5 Responses

  1. George Couros at |


    Thanks for sharing that as I know some will say that kids should not be using those items in school, but in reality, what we are seeing is many students having this great ability to adapt and learn with different items and different situations. Embracing that is so helpful!

    Thanks for sharing your story!

  2. Michele Ford at |

    This computor age is so exiting….watching and learning from my kids who are growing up with this has certainly opened my eyes to the great things that are going on…..like this.

  3. Brenda Scatterty at |

    Such a meaningful reflection Brenda – thank you for this. As a colleague and I were preparing early today for our character education and leadership program kickoff presentation (wondering how to ‘grab’ the kids’ attention – as opposed to them texting etc. through it all), it occurred to me that the more we use their ‘language’, the more they will pay attention.

    Further, sometimes I think as seasoned adults, we forget that our vocabulary jargon is a tad at odds with our students’ experience. For example – wouldn’t it be interesting to ask our kids what their definition of ‘social responsibility’ is (afterall, who are we assessing)? And wouldn’t it be enlightening what feedback we may get if we allowed them to show us in ‘their language’? I’m banking that we could learn a thing or two…

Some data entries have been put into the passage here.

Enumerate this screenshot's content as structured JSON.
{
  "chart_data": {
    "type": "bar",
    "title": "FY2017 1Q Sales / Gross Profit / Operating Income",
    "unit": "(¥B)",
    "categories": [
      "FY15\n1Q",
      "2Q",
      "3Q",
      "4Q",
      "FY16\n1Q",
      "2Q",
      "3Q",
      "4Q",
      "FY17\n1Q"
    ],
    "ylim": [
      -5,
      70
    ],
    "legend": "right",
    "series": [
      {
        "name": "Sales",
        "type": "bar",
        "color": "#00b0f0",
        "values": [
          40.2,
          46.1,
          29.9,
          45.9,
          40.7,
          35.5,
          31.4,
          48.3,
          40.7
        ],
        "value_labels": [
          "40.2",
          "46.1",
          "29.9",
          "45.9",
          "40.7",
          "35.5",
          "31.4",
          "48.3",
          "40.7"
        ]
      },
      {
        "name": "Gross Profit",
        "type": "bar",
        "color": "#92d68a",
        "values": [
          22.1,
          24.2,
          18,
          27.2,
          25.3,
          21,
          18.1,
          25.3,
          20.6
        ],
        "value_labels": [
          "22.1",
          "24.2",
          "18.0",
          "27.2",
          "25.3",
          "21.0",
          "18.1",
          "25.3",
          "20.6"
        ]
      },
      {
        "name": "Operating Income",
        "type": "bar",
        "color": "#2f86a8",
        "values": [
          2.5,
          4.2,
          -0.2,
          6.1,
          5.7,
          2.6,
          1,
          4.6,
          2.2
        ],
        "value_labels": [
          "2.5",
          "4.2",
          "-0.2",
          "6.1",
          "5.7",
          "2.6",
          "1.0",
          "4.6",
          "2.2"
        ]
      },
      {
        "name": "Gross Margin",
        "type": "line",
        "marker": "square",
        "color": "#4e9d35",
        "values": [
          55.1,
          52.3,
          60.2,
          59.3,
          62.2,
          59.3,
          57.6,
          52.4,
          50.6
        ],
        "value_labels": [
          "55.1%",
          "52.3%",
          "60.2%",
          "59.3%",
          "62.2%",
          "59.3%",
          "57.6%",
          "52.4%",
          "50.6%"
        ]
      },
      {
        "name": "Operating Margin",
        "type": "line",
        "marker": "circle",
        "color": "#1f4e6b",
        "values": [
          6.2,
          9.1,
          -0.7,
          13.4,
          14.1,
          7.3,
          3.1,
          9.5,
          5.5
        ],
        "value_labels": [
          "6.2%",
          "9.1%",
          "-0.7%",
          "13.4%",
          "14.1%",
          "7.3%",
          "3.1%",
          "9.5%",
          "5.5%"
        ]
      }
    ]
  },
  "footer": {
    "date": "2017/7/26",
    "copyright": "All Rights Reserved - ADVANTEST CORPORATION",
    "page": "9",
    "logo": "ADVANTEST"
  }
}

  4. Kelly D. Wilkins at |

    Brenda and Brenda, you have provoked some thought and reflection in many of us. You have heard me (like a broken record….speaking of out-of-date sayings!) talking about student voice, asking the children, talking to the kids!!!! Absolutely we can learn a thing or two. You are great examples of our staff walking the talk – Collaborate. Create. Learn. I honestly believe that we will offer a better education for our students as we ALL become more engaged learners. I was in a grade nine classroom last week at Muir Lake where the students were discussing and recording their thoughts about what a great learning environment looks like, sounds like and feels like! Please. please ask the kids – they are our greatest resource! We have much to learn from them and with them.

  5. Heather Huisman at |

    Brenda, it was wonderful reading your post. It is amazing how far technology has come and how it is used with some of our oldest and youngest learners. In CLICK I am amazed daily to see our youngest learners use ipods and ipads as a communication device. With these devices their voices are heard and stories shared!